L’arrivée à Gordes, en cet été 2019, de Jean-François Piège n’a rien d’étonnant, c’est même la suite logique du parcours d’un homme qui a toujours flirté avec le Sud de l’Hexagone. De ses origines drômoises à sa rencontre avec Bruno Cirino (la Turbie) ou Alain Ducasse (le Louis XV à Monaco), Piège voue à la cuisine sudiste un véritable culte. Il suffit de plonger dans la carte du Clover Gordes, le restaurant qu’il vient d’inaugurer cette semaine au sein de la Bastide de Gordes, pour s’en convaincre. De la poutargue, simplement présentée en tranches sur des toasts arrosés d’huile d’olive, aux légumes sous la cendre-fondue de parmesan-olives vertes cassées de Maussane, du chèvre mariné à l’huile d’olive aux tomates tonnato-amandes fraîches, Piège n’a qu’une envie : « nourrir le plaisir de la mémoire » et envoie paître à grandes rasades d’huile d’olive, les codes du palace et de la cuisine ampoulée.

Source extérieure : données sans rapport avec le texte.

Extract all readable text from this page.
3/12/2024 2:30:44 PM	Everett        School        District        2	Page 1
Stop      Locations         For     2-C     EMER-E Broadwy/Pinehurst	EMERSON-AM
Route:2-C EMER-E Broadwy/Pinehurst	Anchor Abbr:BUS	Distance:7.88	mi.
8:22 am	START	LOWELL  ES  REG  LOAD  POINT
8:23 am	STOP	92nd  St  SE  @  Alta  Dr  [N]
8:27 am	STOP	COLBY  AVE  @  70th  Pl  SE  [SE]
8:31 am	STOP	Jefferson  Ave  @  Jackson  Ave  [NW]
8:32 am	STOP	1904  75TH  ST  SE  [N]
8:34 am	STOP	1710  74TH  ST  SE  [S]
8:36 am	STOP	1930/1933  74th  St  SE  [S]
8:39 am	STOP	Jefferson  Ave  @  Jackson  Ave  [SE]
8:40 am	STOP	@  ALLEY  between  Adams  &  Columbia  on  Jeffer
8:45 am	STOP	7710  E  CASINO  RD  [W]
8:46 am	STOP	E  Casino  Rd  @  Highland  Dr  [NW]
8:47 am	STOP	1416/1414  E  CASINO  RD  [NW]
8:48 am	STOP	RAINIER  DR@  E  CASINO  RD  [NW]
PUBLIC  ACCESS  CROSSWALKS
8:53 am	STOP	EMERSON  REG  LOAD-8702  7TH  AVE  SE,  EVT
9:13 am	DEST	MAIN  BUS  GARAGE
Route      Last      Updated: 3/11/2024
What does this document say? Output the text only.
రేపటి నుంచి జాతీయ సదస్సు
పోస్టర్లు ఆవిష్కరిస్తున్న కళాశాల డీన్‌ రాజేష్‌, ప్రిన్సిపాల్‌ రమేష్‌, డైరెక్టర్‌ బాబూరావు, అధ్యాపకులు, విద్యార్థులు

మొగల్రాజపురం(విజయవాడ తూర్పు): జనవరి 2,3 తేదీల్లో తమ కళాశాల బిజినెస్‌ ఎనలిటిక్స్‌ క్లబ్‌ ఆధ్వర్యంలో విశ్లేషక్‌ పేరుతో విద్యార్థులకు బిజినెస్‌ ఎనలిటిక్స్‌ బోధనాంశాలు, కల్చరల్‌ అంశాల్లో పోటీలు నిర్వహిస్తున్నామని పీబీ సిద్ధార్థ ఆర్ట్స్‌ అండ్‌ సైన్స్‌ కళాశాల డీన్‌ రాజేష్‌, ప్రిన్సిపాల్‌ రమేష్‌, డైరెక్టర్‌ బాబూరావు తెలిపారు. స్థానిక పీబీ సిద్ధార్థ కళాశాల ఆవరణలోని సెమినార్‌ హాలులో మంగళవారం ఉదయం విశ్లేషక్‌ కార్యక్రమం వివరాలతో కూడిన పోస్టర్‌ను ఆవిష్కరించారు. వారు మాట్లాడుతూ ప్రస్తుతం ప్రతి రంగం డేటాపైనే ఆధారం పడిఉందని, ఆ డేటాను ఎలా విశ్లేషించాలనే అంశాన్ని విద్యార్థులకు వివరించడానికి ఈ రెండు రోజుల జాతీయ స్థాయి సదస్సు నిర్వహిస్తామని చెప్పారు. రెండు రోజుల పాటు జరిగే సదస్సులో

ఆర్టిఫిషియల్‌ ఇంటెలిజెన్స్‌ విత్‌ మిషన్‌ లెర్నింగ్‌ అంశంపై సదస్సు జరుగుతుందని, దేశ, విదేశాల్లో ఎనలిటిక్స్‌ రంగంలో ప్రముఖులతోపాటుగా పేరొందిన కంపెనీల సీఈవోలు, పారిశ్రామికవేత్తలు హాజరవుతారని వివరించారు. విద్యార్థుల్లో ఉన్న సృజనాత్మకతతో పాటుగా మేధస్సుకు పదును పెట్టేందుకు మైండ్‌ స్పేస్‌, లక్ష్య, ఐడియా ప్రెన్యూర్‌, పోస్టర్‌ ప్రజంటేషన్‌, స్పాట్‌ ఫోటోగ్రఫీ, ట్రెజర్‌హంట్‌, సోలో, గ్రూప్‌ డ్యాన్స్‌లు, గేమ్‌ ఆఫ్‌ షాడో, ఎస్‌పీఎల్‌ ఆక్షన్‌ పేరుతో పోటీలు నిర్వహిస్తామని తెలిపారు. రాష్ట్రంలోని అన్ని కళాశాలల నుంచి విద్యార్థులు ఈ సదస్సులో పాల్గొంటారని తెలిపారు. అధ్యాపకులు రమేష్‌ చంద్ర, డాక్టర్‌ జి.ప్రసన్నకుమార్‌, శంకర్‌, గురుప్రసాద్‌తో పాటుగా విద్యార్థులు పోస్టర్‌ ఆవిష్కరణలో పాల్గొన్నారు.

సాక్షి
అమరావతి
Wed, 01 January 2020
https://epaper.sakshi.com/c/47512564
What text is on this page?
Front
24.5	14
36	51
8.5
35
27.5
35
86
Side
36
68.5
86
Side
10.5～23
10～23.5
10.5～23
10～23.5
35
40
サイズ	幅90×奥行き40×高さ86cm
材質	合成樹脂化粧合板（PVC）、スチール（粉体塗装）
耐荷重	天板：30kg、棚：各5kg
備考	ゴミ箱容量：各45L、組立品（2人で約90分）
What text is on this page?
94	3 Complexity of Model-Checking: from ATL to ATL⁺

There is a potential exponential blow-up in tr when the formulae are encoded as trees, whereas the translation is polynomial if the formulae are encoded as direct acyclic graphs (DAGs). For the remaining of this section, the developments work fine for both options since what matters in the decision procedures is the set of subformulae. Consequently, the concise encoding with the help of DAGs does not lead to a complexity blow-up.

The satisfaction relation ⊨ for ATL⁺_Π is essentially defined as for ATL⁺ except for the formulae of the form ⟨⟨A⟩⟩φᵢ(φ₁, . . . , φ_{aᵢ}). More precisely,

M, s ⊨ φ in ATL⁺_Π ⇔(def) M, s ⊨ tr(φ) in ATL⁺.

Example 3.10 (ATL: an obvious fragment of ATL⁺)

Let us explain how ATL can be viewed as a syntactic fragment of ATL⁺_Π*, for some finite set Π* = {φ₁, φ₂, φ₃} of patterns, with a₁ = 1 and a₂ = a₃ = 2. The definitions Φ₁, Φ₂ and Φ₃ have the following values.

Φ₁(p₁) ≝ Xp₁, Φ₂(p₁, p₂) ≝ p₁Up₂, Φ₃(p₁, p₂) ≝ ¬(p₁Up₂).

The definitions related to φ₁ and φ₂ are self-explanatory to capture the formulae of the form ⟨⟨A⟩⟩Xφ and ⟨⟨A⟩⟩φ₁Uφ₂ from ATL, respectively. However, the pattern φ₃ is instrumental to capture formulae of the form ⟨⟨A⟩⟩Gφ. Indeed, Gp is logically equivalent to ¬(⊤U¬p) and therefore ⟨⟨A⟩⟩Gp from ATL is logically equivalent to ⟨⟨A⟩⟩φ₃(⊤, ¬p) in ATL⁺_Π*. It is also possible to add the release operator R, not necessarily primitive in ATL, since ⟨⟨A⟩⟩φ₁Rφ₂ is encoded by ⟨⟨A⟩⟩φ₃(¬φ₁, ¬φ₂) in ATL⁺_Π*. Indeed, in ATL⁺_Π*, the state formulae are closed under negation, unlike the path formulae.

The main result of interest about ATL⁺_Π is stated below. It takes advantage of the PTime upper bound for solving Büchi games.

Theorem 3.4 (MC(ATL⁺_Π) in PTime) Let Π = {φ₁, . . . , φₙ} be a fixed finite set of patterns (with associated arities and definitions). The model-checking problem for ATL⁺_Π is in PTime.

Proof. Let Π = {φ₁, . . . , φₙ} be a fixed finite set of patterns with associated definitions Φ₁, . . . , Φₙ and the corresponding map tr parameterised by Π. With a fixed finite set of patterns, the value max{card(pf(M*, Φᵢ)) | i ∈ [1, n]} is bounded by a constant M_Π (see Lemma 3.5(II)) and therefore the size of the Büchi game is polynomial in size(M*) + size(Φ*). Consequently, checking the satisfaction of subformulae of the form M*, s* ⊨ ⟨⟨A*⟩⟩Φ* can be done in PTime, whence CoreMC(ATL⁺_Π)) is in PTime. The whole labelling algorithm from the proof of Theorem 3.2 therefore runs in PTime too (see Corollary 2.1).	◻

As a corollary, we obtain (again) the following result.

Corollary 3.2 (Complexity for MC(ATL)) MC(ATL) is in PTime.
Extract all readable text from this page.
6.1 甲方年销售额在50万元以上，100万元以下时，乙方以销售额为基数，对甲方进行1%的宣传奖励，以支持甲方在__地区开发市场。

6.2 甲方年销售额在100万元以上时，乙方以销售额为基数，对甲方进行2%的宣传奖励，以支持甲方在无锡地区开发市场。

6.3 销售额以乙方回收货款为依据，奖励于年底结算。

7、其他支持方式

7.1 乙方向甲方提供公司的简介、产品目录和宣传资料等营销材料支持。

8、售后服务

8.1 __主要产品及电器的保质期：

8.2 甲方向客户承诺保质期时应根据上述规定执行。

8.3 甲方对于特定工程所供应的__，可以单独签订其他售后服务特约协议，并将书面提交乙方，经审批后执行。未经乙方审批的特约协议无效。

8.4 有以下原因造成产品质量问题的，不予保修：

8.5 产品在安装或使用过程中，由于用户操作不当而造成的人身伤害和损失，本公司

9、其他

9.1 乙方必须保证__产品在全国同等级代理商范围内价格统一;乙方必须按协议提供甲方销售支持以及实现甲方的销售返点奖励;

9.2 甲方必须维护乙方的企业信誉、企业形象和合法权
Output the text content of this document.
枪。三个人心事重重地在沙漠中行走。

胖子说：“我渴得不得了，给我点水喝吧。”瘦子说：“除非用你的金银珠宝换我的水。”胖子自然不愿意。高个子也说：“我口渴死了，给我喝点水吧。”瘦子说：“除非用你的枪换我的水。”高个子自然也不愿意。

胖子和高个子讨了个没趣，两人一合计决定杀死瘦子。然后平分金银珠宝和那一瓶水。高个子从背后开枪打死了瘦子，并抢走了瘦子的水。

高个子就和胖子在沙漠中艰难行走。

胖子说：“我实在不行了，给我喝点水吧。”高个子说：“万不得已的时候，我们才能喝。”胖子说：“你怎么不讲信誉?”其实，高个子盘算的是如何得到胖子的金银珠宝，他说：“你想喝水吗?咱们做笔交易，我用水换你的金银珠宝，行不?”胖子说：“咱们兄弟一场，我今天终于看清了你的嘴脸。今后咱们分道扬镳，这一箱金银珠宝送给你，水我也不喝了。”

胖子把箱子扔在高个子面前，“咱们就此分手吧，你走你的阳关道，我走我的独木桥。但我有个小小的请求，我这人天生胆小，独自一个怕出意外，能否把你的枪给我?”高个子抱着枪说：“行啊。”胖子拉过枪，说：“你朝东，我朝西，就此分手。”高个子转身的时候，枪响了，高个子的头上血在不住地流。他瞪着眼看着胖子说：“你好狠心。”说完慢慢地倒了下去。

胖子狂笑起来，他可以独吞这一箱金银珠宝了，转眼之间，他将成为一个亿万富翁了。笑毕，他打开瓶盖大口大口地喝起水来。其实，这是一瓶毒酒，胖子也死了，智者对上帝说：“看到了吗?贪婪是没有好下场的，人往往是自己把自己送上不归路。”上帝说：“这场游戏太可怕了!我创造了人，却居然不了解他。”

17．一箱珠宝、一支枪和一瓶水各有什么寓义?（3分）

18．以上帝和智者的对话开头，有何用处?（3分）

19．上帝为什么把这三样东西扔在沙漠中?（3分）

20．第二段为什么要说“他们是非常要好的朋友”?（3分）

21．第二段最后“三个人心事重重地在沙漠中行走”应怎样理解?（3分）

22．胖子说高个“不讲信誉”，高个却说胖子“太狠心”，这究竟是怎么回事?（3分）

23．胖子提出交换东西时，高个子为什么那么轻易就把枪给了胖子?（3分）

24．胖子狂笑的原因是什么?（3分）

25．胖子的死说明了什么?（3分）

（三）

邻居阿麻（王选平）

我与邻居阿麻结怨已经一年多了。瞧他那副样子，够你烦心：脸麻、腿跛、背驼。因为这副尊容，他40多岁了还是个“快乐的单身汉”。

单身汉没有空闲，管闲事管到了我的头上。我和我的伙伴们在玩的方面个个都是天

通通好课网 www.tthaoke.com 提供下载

Dans un décor toscan de tonnelle avec vue sur le Luberon et les forêts de chênes kermès et cyprès, à l’heure où le ciste et le cade brûlent au soleil, la carte aligne ses meilleurs arguments. En référence au Clover green de Paris (autre table siglée Piège à Paris), quelque verdure de belle facture : légumes comme une anchoïade-sauce herbacée, herbes et salades juste à l’huile d’olive et parmesan, jus de tomates pressées-glace-huile d’olive céleri et moutarde. En référence au Clover gril de Paris (autre table, carnassière celle-là, toujours du même impétrant), un taureau des manades, une bavette de boeuf prime angus, une côte de boeuf de Salers… le tout accompagné de frites aux herbes, d’aubergine au gril, de tomates courgettes, d’un jus d’une daube aux olives.
La chiffonnade de jambon de boeuf de Galice à picorer « pour attendre » offre un fumé et une rare longueur en bouche, portés par un gras et un salé très bien dosés. La carbonara de calmars sauvages est ample et contraste entre le délicat croustillant des petits lardons rissolés et l’onctuosité de l’assiette aux notes marines ultra délicates. L’agneau de la Crau mariné au pèbre d’ail, impeccablement servi rosé, suffirait à deux appétits ; la saucière qui l’accompagne, les frites dorées (craquantes, parsemées de thym et de sauge), les herbes et salades qui accompagnent, ressemblent à une sarabande de goûts, donnent le vertige et répondent en bouche à ce panorama qui éclate au soleil.
En lieu et place des churros-glace vanille et pot de sauce chocolat, on préférera la giboulée de fruits rouges-glace verveine accompagnée d’une délirante crème vanille et d’un rare coulis de fruits rouges aux notes dominantes de fraise. Les desserts respirent la joie de vivre, les enfants sont à la fête, les objectifs clairement atteints.
Alors faut-il y aller ? Oui car cette carte renoue avec les plaisirs paysans, ancre le cuisinier dans la terre et mise tout sur le produit et son extrême fraîcheur. Oui car, en dépit de cette huile d’olive que Jean-François piège met à toutes les sauces, frisant parfois la redite maladroite, le repas est léger, heureux et ne manque pas de courage. Tournant le dos à une gastronomie désuète, Piège a décidé de remplir les assiettes, de donner à manger. Oui parce que Clover Gordes fustige la gastronomie pédante. A Gordes, la cuisine de Piège se moque des assiettes aseptisées et travaillées à la pince à épiler. Pour ce courage et cette vision, pour cette richesse et cette opulence, on prendrait Piège dans ses bras pour le remercier.
Clover Gordes, la Bastide de Gordes, rue de la Combe, 84220 Gordes. Infos au 04 90 72 12 12. Carte 100-110 €.